= Jose Duato =

José Francisco Duato Marín (Alberic, Valencia, born 1958) is a Spanish professor and researcher awarded the National Prize for Research Julio Rey Pastor in 2009 and the King Jaime I Prize for new technologies in 2006. His research is based mainly in the field of interconnection networks and develops its role as Full Professor in the Department of Computer Engineering (DISCA) at the Polytechnic University of Valencia.

First author of the book "Interconnection Networks: An Engineering Approach", published in the United States by the IEEE Computer Society Press in 1997 and by Morgan Kaufmann in 2002. It is the most quoted book on interconnection networks in existence today (over 1400 citations ). Is being used by engineers designing interconnection networks in the market-leading companies (IBM, Compaq, Intel, Sun Microsystems) and to provide doctoral programs, especially in the United States.

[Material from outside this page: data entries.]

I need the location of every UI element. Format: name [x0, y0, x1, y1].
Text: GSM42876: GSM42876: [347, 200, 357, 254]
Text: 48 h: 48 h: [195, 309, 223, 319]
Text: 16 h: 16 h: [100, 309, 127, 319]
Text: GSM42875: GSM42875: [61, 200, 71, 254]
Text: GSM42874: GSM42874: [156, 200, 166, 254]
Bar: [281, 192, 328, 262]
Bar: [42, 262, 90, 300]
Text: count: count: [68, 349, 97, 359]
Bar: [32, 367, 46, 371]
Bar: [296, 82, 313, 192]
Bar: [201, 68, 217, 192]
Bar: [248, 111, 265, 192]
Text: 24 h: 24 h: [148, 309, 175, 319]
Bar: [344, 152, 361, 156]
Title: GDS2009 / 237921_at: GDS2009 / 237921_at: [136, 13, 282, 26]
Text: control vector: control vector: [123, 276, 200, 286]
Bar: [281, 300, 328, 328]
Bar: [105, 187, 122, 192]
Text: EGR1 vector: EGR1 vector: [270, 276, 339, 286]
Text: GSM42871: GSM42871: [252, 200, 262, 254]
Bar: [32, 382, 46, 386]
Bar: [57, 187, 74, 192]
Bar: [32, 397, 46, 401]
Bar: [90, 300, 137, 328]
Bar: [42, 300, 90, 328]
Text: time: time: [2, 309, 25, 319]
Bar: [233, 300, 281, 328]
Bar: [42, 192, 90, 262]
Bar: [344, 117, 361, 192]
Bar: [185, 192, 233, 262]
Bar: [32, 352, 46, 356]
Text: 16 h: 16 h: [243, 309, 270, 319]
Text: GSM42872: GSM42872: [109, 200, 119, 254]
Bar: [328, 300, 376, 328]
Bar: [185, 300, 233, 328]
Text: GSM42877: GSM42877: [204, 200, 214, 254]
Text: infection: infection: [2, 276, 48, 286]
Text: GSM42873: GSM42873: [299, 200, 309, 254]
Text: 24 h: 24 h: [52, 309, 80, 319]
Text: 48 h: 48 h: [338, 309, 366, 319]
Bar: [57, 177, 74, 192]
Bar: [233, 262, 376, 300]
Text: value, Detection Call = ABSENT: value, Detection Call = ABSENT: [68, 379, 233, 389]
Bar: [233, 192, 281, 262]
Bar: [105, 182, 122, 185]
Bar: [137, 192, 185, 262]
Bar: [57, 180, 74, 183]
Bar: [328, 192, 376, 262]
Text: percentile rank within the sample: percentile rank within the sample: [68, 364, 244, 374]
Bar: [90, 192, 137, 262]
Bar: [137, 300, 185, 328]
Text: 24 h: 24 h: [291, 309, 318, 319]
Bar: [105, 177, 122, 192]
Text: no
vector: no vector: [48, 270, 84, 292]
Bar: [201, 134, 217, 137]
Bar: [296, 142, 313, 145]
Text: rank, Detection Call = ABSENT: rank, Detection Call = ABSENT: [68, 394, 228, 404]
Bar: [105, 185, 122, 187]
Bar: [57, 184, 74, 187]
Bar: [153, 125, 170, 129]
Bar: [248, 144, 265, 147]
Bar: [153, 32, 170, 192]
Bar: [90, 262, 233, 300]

Co-author of the chapter on interconnection networks in the fourth edition of the book "Computer Architecture: A Quantitative Approach" by John Hennessy and Dave Patterson. This is the most widely used and cited book on computer architecture available today (more than 8000 citations in total).

In 2009, Prof. Duato received the prestigious national award "Julio Rey Pastor", in the field of mathematics and information technologies and the communications, for his contributions of international importance in the field of the interconnection networks and for the transference of these results to the industry.